Pengeloaan ini diperlukan karena persaingan antar daerah dalam menarik wisatawan makin tinggi. Saat ini, wisatawan memiliki pilihan objek wisata yang makin banyak. Tentu saja, mereka akan mengunjungi daerah yang menawarkan jasa terbaik pada objek tertentu. Dulu, Yogyakarta dikenal paling unggul dalam objek wisata kebudayaan. Namun daerah-daerah lain juga mengembangkan wisata budaya untuk menarik para wisatawan. Karena itu, pemerintah perlu melakukan reformasi pengelolaan objek wisata agar jumlah wisatawan bisa meningkat dari tahun ke tahun.

Tahun 2010, pemerintah Kota Jogja menargetkan 2 juta wisatawan yang berkunjung ke objek-objek wisata yang terdapat di kota pelajar ini. Sebagaimana diketahui, objek wisata yang terkenal di Kota Jogja adalah Malioboro, Taman Sari, Keraton, dan Kebun Binatang Gembira Loka, dan Taman Pintar. Apakah target ini dapat tercapai? Bila mengamati kinerja pemerintah dalam mengelola objek wisata, muncul rasa pesimis akan tercapainya target ini. Satu contoh adalah pengelolaan kawasan Malioboro. Saat ini, Malioboro makin tidak bersahabat dengan para wisatawan, sebab estetika atau keindahannya makin berkurang.

Berkaca pada kondisi ini, pemerintah Kota Jogja harus melakukan reformasi pengelolaan objek wisata.
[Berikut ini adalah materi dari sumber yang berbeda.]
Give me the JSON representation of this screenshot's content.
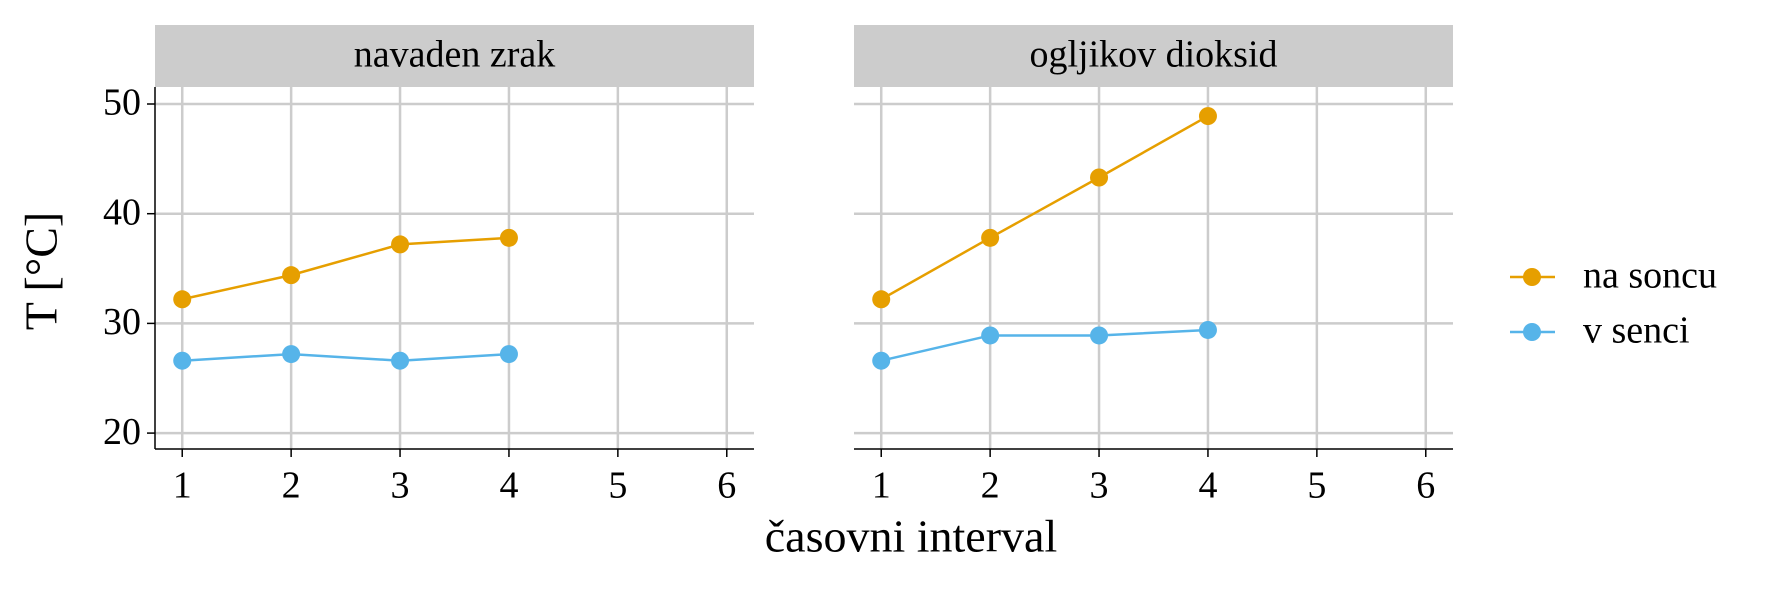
{
  "chart_data": [
    {
      "type": "line",
      "title": "navaden zrak",
      "x_label": "časovni interval",
      "y_label": "T [°C]",
      "x": [
        1,
        2,
        3,
        4
      ],
      "series": [
        {
          "name": "na soncu",
          "color": "#e69f00",
          "values": [
            32.2,
            34.4,
            37.2,
            37.8
          ]
        },
        {
          "name": "v senci",
          "color": "#56b4e9",
          "values": [
            26.6,
            27.2,
            26.6,
            27.2
          ]
        }
      ],
      "xlim": [
        0.75,
        6.25
      ],
      "xticks": [
        1,
        2,
        3,
        4,
        5,
        6
      ],
      "ylim": [
        18.55,
        51.55
      ],
      "yticks": [
        20,
        30,
        40,
        50
      ],
      "grid": true
    },
    {
      "type": "line",
      "title": "ogljikov dioksid",
      "x": [
        1,
        2,
        3,
        4
      ],
      "series": [
        {
          "name": "na soncu",
          "color": "#e69f00",
          "values": [
            32.2,
            37.8,
            43.3,
            48.9
          ]
        },
        {
          "name": "v senci",
          "color": "#56b4e9",
          "values": [
            26.6,
            28.9,
            28.9,
            29.4
          ]
        }
      ],
      "xlim": [
        0.75,
        6.25
      ],
      "xticks": [
        1,
        2,
        3,
        4,
        5,
        6
      ],
      "ylim": [
        18.55,
        51.55
      ],
      "yticks": [
        20,
        30,
        40,
        50
      ],
      "grid": true
    }
  ]
}
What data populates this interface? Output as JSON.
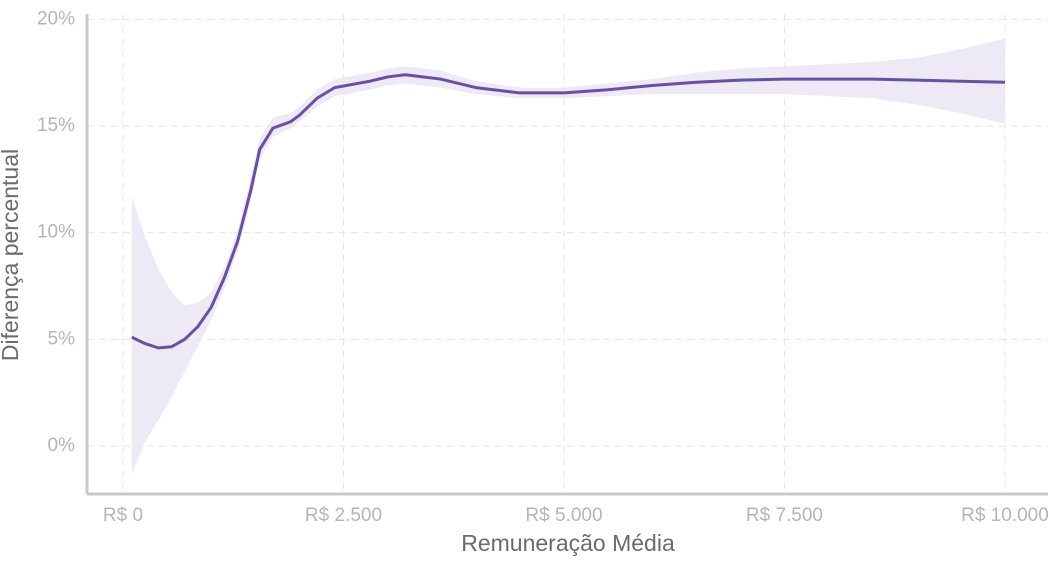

Pertama, harus ada kesesuaian gerak antar instansi pemerintah. Tanggung jawab untuk menarik perhatian para wisatawan, tentu tidak hanya dibebankan pada dinas pariwisata, tapi juga dinas-dinas terkait, seperti perhubungan, kebersihan, dan lain-lain. Adanya koordinasi antar instansi akan menciptakan pengelolaan wisata yang efektif dan efisien.

Kedua, pemerintah perlu berkolaborasi dengan pihak swasta dalam mengelola objek wisata. Kita tahu, kerap kali masalah kekurangan anggaran dijadikan alasan bagi pemerintah untuk tidak mengelola objek wisata tertentu secara optimal. Padahal, objek wisata tersebut berpotensi mendatangkan manfaat ekonomi bagi pemerintah bila dikelola dengan baik. Untuk menyiasati masalah ini, pemerintah bisa mengajak swasta untuk mengelola objek wisata. Tentu saja, pemerintah perlu menerapkan aturan main yang menguntungkan kedua belah pihak.

Bila langkah-langkah ini dilakukan, pemerintah dan masyarakat Jogja pada umumnya dapat menikmati manfaat dari adanya berbagai objek wisata di kota pelajar ini.